The anger of victims' relatives has been fuelled by the revelation that more than half of the inmates had never been either charged or convicted.

Analysts say the disaster not only points to the appalling state of the country's jails, but also lifts the lid on the complete breakdown of Honduran law and order.

It has exposed the steep rise in corruption and human rights abuses since the 2009 coup that deposed the democratically-elected Manuel Zelaya, the then Honduran president, and has led to calls for the US to end its assistance to police and military forces inside Honduras.

"This is a common phenomenon of judicial and police systems, overcrowded and poorly managed prisons, and basically very, very brutal and close to being centres of torture just by the living conditions in which the prisoners exist."

- Peter Hakim, the president emeritus at the Inter-American Dialogue

Weighing in on the matter, Robert Colville, a spokesman for the UN High Commissioner for Human Rights, warned: "These events reflect an alarming pattern of prison violence in the region, which is a direct consequence of, or aggravated by, a range of endemic problems including ... chronic prison overcrowding, the lack of access to basic services such as adequate floor space, potable water, food, health care, and lack of basic sanitary and hygienic standards."

So, what has gone wrong in Honduras? And who is to blame?

Joining presenter Lisa Fletcher on Inside Story Americas are guests: Peter Hakim, the president emeritus and a senior fellow of the Inter-American Dialogue; Jose Miguel Vivanco, the Americas programme director at Human Rights Watch; and Dana Frank, an expert on Honduran history at the University of California, and a contributing writer for The Nation magazine.

"The state has abandoned its responsibilities to afford internal protection within the prison system because politically-speaking, it is not very profitable to represent the interest of the prisoners."

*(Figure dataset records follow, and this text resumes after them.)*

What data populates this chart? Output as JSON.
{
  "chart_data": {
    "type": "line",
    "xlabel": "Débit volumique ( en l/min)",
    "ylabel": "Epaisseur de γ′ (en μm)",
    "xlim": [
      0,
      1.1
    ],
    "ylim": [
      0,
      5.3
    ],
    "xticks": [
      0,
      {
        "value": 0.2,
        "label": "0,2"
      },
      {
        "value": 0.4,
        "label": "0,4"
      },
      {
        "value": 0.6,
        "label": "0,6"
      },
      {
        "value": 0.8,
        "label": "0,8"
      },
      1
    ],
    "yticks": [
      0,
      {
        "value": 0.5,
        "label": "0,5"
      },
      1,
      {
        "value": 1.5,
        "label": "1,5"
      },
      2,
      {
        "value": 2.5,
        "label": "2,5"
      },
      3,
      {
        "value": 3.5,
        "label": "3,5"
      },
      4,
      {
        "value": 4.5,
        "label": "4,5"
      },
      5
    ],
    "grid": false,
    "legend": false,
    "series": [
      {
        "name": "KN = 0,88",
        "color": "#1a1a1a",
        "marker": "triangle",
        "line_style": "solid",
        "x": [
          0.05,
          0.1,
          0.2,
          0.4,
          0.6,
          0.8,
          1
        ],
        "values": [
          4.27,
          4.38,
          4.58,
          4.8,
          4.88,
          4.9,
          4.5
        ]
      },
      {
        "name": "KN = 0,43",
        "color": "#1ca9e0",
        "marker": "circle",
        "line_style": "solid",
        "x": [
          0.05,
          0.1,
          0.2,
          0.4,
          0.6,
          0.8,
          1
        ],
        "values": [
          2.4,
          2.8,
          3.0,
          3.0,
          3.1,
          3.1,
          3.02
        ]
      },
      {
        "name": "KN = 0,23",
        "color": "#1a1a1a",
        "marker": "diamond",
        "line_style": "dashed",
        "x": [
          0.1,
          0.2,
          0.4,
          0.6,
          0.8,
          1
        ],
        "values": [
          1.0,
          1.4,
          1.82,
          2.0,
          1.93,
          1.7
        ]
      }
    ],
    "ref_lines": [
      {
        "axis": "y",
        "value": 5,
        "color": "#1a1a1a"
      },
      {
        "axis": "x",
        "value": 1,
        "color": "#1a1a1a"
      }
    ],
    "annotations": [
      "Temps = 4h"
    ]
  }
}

Jose Miguel Vivanco, the Americas programme director at Human Rights Watch

Prison problems:

Overcrowding was a major factor contributing to the high number of prison deaths in Honduras. The Comayagua National Penitentiary was intended to house 400 inmates but the prison's population at the time of the fire was 852. Honduran courts face a backlog, where most of the inmates have not even been convicted of a crime, which is a trend across the country's 24 prisons. The country's prison facilities have a total maximum capacity of 8,000 inmates, but currently hold 13,000 inmates, nearly half of whom await verdicts on their court cases.

During a visit by Porfirio Lobo, the Honduran president, to the US in October last year, Barack Obama, the US president, said:

"Two years ago, we saw a coup in Honduras that threatened to move the country away from democracy, and in part because of pressure from the international community, but also because of the strong commitment to democracy and leadership by President Lobo, what we've been seeing is a restoration of democratic practices and a commitment to reconciliation that gives us great hope."